Folders are permission controlled workgroups, where you can send emails, assign tasks, trade files, and plan events on the calendar. All activity from that folder can be commented on by other users and is tied to that folder and the contacts it’s shared with. When you receive email replies to messages you sent from within the folder, they’re automatically filed in that folder for all members to see.

Within the folders you can also plan events, assign tasks, and share files (1GB of storage). When tasks are completed, the person who assigned them is notified by email. The calendar is a lot like Google calendar, with the ability to easily overlay events from other folders or users, but doesn’t allow exporting or importing feeds.

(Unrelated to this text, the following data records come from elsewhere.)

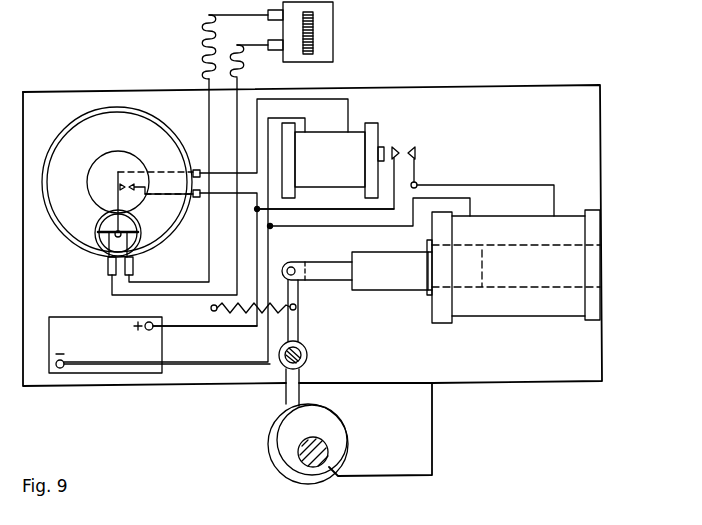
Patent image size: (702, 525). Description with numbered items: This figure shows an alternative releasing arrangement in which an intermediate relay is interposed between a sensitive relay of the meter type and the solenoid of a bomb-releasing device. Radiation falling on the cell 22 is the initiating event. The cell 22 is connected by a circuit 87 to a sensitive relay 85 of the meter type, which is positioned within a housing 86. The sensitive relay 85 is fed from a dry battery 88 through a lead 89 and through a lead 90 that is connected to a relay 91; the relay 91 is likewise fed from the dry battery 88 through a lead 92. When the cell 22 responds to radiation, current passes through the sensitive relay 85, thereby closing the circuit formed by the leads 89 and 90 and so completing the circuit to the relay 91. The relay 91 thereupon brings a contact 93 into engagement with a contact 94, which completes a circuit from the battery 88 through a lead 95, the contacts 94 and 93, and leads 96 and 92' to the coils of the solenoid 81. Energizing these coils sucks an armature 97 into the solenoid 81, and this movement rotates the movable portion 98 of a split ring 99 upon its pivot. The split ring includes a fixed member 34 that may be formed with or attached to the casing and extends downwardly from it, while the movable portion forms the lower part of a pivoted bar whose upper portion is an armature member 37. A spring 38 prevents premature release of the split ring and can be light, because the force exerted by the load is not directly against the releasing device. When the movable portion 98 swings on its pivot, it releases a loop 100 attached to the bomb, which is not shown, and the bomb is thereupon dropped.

The cell 22 is at (292, 34).
The circuit 87 is at (225, 45).
The housing 86 is at (72, 122).
The sensitive relay 85 is at (134, 205).
The lead 90 is at (270, 138).
The lead 89 is at (206, 258).
The lead 92 is at (229, 233).
The lead 92' is at (370, 222).
The relay 91 is at (333, 160).
The contact 94 is at (397, 147).
The contact 93 is at (417, 154).
The lead 95 is at (352, 208).
The lead 96 is at (528, 186).
The armature 97 is at (392, 271).
The movable portion 98 is at (299, 323).
The armature member 37 is at (308, 355).
The spring 38 is at (234, 309).
The dry battery 88 is at (159, 345).
The solenoid 81 is at (571, 215).
The split ring 99 is at (269, 440).
The fixed member 34 is at (333, 440).
The loop 100 is at (333, 452).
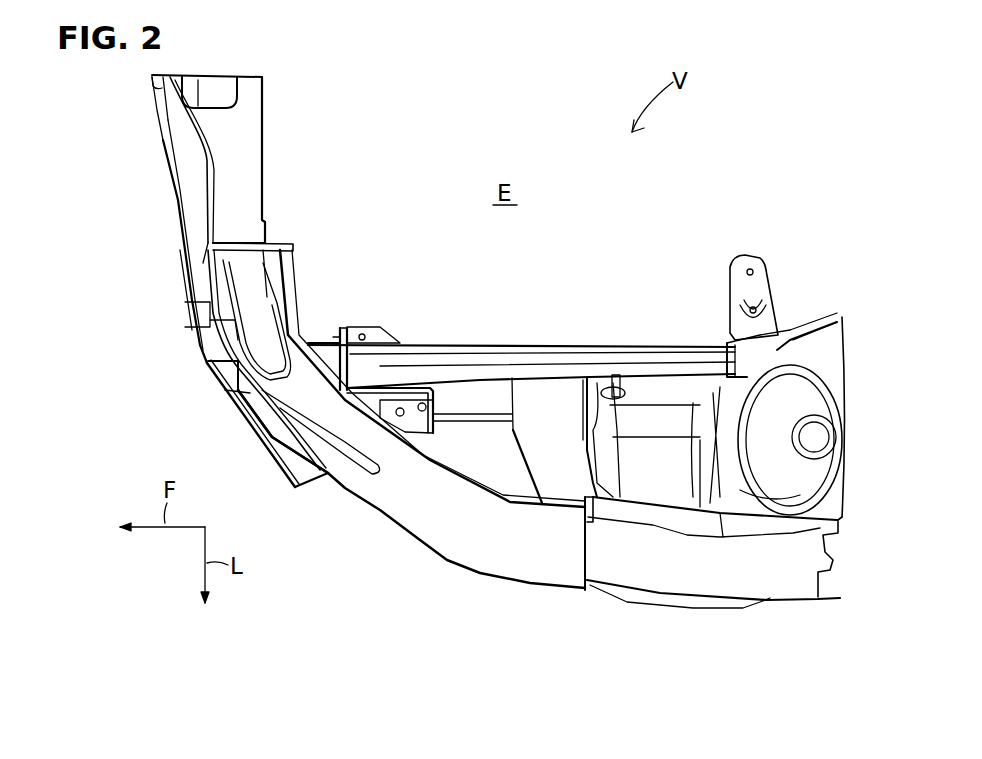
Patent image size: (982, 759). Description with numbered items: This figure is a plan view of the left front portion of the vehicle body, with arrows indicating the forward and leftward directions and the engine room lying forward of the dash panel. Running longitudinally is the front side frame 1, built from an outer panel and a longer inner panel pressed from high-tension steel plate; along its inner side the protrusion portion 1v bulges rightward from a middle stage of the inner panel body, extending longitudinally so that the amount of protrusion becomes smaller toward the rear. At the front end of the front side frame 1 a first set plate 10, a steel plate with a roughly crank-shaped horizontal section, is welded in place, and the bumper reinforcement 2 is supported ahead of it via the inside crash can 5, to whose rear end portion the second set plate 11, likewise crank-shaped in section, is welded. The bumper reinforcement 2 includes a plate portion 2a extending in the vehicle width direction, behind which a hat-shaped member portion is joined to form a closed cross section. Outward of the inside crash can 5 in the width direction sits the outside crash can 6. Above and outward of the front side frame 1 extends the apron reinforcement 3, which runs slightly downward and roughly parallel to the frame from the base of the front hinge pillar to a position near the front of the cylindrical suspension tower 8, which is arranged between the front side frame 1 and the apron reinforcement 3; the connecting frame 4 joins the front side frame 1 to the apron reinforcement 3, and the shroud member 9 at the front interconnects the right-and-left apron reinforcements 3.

The front side frame 1 is at (600, 333).
The protrusion portion 1v is at (463, 343).
The bumper reinforcement 2 is at (168, 192).
The plate portion 2a is at (192, 277).
The apron reinforcement 3 is at (792, 602).
The connecting frame 4 is at (515, 433).
The inside crash can 5 is at (325, 342).
The outside crash can 6 is at (328, 474).
The suspension tower 8 is at (808, 387).
The shroud member 9 is at (248, 112).
The first set plate 10 is at (352, 350).
The second set plate 11 is at (335, 378).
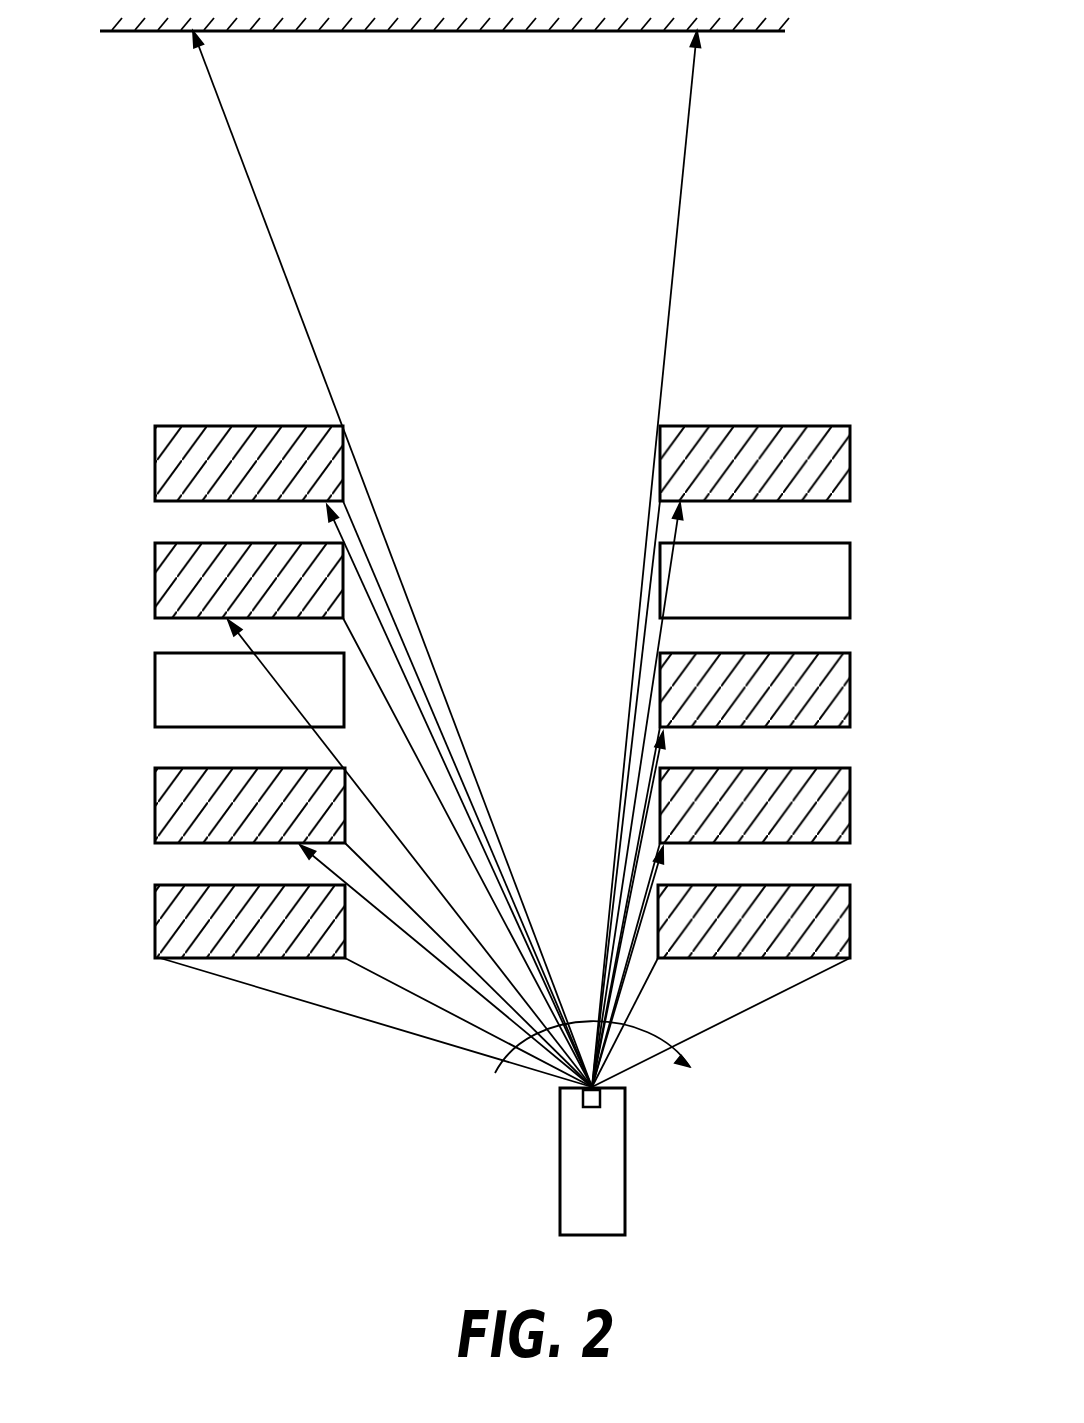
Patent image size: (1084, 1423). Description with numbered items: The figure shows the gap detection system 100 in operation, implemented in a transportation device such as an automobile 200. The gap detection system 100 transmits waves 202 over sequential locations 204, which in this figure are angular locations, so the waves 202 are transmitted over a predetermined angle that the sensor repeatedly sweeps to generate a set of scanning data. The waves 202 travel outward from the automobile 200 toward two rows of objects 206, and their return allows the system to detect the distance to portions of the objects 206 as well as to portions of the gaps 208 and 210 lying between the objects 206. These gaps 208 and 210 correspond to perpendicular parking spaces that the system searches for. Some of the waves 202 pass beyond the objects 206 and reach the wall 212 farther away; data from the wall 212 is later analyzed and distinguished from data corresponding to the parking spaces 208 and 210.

The file system tracks versions of files as they are uploaded to the service and lets you easily attach them to emails.

Google’s addition of folders to Google Docs generated a great deal of conversation yesterday over the benefits of tags and folders. However, Foldera’s folders are a bit more flexible than traditional folders because they do allow files to linked to multiple projects (folders) in their drag and drop interface.

Foldera is Free for 5 users, but charges an extra $6 a month for each user beyond that.

Foldera is very late to launch, and some users who expressed enthusiasm over a year ago may now have moved on to other solutions. Give it a try and let us know what you think.